Efficient Unsupervised Parameter Estimation for One-Class Support Vector Machines

IEEE Trans Neural Netw Learn Syst. 2018 Oct;29(10):5057-5070. doi: 10.1109/TNNLS.2017.2785792. Epub 2018 Jan 23.

Abstract

One-class support vector machines (OCSVMs) are very effective for semisupervised anomaly detection. However, their performance strongly depends on the settings of their hyperparameters, which has not been well studied. Moreover, unavailability of a clean training set that only comprises normal data in many real-life problems has given rise to the application of OCSVMs in an unsupervised manner. However, it has been shown that if the training set includes anomalies, the normal boundary created by OCSVMs is prone to skew toward the anomalies. This problem decreases the detection rate of anomalies and results in poor performance of the classifier. In this paper, we propose a new technique to set the hyperparameters and clean suspected anomalies from unlabelled training sets.
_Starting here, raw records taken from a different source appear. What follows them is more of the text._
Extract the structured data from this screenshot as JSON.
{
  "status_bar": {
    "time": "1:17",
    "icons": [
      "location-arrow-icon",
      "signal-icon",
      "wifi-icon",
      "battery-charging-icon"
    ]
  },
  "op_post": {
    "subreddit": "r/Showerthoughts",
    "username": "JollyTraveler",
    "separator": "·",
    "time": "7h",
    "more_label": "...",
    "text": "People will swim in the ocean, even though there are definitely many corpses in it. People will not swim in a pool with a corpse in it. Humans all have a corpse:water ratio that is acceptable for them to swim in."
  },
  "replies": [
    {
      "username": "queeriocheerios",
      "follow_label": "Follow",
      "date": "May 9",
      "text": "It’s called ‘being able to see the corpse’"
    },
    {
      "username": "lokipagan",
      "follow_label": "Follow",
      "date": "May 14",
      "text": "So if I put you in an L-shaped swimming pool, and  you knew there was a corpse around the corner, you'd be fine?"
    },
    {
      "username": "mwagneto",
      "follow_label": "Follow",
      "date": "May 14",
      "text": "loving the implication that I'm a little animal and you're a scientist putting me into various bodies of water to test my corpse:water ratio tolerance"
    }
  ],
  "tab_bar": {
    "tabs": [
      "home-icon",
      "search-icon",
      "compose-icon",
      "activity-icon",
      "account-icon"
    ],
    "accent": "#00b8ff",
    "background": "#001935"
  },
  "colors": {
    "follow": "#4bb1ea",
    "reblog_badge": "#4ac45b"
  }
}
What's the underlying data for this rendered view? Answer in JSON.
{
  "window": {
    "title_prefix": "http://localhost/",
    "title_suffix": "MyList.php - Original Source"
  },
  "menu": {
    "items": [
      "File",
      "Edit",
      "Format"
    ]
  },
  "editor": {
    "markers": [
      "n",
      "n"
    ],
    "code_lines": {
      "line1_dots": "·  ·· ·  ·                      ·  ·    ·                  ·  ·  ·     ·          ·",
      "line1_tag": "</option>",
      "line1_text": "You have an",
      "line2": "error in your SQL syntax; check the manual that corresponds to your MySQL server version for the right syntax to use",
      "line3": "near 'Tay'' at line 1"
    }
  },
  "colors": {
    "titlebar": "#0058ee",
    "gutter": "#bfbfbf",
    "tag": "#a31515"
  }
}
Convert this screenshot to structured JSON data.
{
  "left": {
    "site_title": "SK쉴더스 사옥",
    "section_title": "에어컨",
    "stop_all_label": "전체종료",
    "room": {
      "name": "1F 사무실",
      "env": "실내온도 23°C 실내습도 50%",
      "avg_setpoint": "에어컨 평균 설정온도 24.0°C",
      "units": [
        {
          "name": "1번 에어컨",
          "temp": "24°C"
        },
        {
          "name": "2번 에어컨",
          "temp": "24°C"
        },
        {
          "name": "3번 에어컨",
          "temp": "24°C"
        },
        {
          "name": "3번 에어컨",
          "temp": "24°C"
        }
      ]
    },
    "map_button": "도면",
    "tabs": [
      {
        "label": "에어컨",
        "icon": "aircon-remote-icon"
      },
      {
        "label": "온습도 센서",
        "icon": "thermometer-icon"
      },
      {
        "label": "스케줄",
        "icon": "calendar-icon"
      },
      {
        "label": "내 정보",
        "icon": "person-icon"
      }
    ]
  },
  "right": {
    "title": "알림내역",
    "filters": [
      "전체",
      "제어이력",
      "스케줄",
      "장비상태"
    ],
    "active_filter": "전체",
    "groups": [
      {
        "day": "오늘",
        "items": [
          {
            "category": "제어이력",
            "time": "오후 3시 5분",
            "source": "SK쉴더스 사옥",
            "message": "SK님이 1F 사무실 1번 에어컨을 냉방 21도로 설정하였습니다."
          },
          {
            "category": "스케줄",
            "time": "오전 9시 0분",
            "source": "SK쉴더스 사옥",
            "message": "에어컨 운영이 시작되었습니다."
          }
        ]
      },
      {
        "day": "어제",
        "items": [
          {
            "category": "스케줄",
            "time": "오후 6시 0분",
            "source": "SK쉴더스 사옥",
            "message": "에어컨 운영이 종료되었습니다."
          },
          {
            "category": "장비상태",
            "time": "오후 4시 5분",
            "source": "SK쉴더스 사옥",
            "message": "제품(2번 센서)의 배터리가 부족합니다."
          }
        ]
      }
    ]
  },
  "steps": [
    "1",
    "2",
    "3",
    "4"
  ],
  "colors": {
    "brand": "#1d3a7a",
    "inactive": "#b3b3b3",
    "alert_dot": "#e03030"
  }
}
The proposed method removes suspected anomalies based on a $K$ -nearest neighbors technique, which is then used to directly estimate the hyperparameters. We examine several benchmark data sets with diverse distributions and dimensionality. Our findings suggest that on the examined data sets, the proposed technique is roughly 70 times faster than supervised parameter estimation via grid-search and cross validation, and one to three orders of magnitude faster than broadly used semisupervised and unsupervised parameter estimation methods for OCSVMs. Moreover, our method statistically outperforms those semisupervised and unsupervised methods and its accuracy is comparable to supervised grid-search and cross validation.